L’agenzia delle Entrate, non condividendo le motivazioni della Ctr, ha quindi proposto ricorso deducendo che l’inerenza deve essere rilevata in relazione ai beni dai quali derivino effettivi ricavi e che, la stessa, può essere predicata solo nel caso in cui tali costi siano effettivamente correlabili ai ricavi d’esercizio. Secondo l’Agenzia, infatti, i costi sostenuti dalla società sono parsi incongrui e non giustificabili – ovvero antieconomici – se rapportati all’esiguo incremento dei ricavi effettivamente intervenuto.

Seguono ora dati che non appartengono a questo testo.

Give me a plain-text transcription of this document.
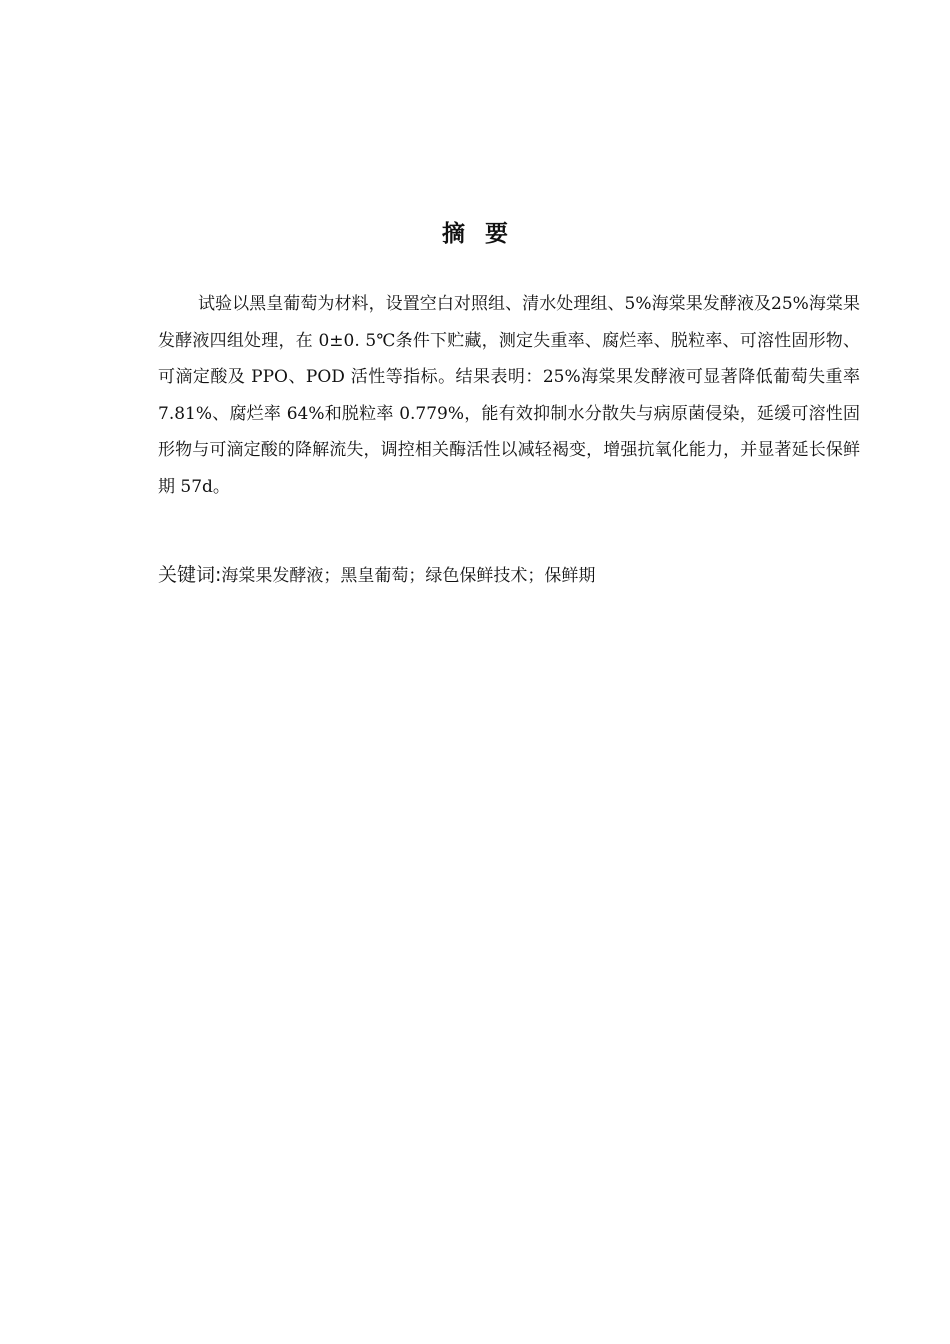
摘要

试验以黑皇葡萄为材料，设置空白对照组、清水处理组、5%海棠果发酵液及25%海棠果发酵液四组处理，在 0±0. 5℃条件下贮藏，测定失重率、腐烂率、脱粒率、可溶性固形物、可滴定酸及 PPO、POD 活性等指标。结果表明：25%海棠果发酵液可显著降低葡萄失重率 7.81%、腐烂率 64%和脱粒率 0.779%，能有效抑制水分散失与病原菌侵染，延缓可溶性固形物与可滴定酸的降解流失，调控相关酶活性以减轻褐变，增强抗氧化能力，并显著延长保鲜期 57d。

关键词:海棠果发酵液；黑皇葡萄；绿色保鲜技术；保鲜期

La Cassazione, nel confermare la sentenza della Ctr, ha invece ritenuto infondati questi motivi sostenendo che, in tema di reddito d’impresa, ai fini della deducibilità dei costi, il contribuente è tenuto a dimostrarne l’inerenza in termini qualitativi e dunque di compatibilità, coerenza e correlazione non già ai ricavi in sé, ma all’attività imprenditoriale svolta, escludendo pertanto dal novero dei costi deducibili solo quelli che si collocano in una sfera estranea all’attività imprenditoriale.

In conseguenza di questa impostazione, secondo i giudici di Cassazione, non assume rilevanza la congruità o l’utilità del costo rispetto ai ricavi, bensì il solo giudizio di inerenza di carattere qualitativo e, non, quantitativo.

Nel caso di specie, inoltre, il giudice d’appello aveva altresì ritenuto che i costi sostenuti rientrassero nell’attività d’impresa, considerato che le scelte relative al sostenimento dei costi sono di esclusiva spettanza dell’imprenditore, ovvero è esclusiva pertinenza della sfera imprenditoriale valutare se un determinato costo pubblicitario può apportare un significativo incremento del volume delle future vendite.

Per questo motivo, la Corte ha rigettato il ricorso, condannando l’agenzia delle Entrate al pagamento delle spese processuali.